在新加坡總理公署網站看到李光耀先生逝世的聲明時,我的心情是沉重的。之所以沉重,倒並非因為在他彌留之際便有嗜血的媒體人提前宣布其死亡,亦非擔憂新加坡在亞太地區地緣政治博弈中道阻且長,該國精英治理麵臨民粹主義挑戰與我也無甚幹係,這隻是我個人的一點小感傷——沒有李光耀先生創建的新加坡,我今天過的會是另一種生活,千千萬萬和我一樣負笈南洋的中國學生都會過著另一種生活。
內儒外法
作為新加坡教育部引進外國人才項目的受益者,我第一次踏上這個赤道島國,是在2001年。那年我15歲,還很“中二”地在國內某網絡論壇上發帖批評新加坡糟糕透頂的“洋涇浜”英語口音。
九年後的2010年,當我揮別那個常年暑熱的城市國家、回到祖國的懷抱時,新加坡已經在我身上留下了深刻的烙印——來自重慶和上海的老板都曾這樣評價我。我想他們的意思大抵是守序、恪慎,比起中國大陸教育係統裏走出來的學生多了一份嚴謹,少了一份闖勁和想象力。

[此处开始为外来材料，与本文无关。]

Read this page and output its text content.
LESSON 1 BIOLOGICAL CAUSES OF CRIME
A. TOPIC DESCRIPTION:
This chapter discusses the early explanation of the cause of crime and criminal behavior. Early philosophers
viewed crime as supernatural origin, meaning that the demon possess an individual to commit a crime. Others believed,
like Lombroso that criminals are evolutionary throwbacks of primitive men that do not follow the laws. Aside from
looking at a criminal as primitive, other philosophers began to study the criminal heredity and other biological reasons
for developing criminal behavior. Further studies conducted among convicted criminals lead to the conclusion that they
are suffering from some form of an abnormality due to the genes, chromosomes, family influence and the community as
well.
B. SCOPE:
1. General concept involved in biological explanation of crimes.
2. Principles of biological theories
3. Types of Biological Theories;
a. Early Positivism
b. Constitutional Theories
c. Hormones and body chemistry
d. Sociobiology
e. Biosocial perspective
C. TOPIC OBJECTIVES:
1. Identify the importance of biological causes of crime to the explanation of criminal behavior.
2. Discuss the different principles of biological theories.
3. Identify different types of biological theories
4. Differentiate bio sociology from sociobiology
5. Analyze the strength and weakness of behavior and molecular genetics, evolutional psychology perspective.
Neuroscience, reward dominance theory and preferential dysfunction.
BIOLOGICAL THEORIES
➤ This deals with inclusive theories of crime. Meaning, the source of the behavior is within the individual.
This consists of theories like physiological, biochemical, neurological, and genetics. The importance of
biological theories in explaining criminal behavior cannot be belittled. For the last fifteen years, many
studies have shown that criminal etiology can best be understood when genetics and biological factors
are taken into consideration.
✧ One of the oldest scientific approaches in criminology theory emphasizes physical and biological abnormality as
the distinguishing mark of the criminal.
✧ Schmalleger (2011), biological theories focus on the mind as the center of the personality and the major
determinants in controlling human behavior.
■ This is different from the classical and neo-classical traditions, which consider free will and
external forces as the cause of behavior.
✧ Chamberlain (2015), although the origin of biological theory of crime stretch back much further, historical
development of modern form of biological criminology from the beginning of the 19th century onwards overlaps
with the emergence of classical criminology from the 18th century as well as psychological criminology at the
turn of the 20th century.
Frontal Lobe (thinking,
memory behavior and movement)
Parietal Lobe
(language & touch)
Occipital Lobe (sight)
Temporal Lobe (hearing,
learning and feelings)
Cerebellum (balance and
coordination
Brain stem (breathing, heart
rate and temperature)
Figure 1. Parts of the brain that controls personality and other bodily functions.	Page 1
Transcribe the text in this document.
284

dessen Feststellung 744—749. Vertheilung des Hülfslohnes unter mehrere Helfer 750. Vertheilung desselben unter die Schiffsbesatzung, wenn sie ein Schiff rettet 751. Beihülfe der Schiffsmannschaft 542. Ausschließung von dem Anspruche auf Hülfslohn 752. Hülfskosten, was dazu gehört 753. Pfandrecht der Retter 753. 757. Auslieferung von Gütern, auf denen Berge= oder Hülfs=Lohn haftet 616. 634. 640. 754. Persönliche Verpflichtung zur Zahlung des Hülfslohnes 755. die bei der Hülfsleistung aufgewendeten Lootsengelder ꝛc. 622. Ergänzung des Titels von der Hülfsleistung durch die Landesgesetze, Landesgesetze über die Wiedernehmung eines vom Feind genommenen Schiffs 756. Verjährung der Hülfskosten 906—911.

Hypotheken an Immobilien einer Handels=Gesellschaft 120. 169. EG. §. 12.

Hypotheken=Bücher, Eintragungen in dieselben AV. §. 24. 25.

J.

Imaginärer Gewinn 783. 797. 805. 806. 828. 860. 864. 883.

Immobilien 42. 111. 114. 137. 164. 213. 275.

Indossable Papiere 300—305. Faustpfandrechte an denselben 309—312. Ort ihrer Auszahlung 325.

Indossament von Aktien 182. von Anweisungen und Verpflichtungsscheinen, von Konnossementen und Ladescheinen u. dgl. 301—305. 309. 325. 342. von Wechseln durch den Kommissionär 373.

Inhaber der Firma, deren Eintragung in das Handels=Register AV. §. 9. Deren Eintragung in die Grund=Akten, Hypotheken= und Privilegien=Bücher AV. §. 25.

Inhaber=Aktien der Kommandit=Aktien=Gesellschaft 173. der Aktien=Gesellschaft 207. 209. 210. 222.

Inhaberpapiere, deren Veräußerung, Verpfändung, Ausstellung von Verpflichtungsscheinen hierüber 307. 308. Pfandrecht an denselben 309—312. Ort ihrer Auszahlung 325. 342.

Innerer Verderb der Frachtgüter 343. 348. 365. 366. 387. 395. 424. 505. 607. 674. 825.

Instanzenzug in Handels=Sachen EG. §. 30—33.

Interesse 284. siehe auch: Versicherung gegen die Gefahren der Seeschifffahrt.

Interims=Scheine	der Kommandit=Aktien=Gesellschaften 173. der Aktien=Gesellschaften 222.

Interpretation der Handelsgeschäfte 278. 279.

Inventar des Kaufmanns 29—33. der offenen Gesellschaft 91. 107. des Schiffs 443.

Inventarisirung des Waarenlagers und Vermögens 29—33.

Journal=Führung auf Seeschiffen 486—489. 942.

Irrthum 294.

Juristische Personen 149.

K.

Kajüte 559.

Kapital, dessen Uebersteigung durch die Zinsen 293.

所以怪我咯?我的初中是新加坡著名的華校,校名雖然叫中正中學,卻曾是當地懷揣共產主義理想的學生們搞串聯的地方。或許也正出於這個原因,如今的中正中學每個班級都以中華傳統價值觀裏的一種美德命名,與早些年的台灣省倒是不無相似之處。我的班級是“仁”(Benevolence),按照字母順序,排在後麵的還有勇、勤、憫、恕、雅、和、誠、義、忠、謙、敬等班級。從這樣規規矩矩的環境裏成長出來的學生,大多被修剪得方方正正。
如果細數新加坡人民使用頻率最高的詞語,除了“怕輸”、“投訴”之外,“規矩”也必須榜上有名。不管到任何地方做任何事情,我的新加坡朋友們想到的頭一件事情就是查看有什麽現成的規矩,而不是隨性地天馬行空,或者設定新標準。往小處說,它表現在某位友人對中國某大城市最深的感觸是“wolau, you Chinese people anyhow drive lah, never follow rules one”(新加坡式英文,意思是:你們中國人開車亂來,不講規矩)!往大處說,普通新加坡人跟隨現有規則帶來的效率和收益,遠遠勝於打破常規、製定新規則的不確定的回報——在多數常規情況下,這當然是正確的。正因如此,許多新加坡人在法製不健全或規矩不成文的社會中生活,需要經曆相當痛苦的適應過程。遠觀新加坡社會,它如同一件高度精密的儀器,在依法治國的法家思想外衣下精確運行,然而實際上這個社會的內核卻浸潤著中華儒家傳統。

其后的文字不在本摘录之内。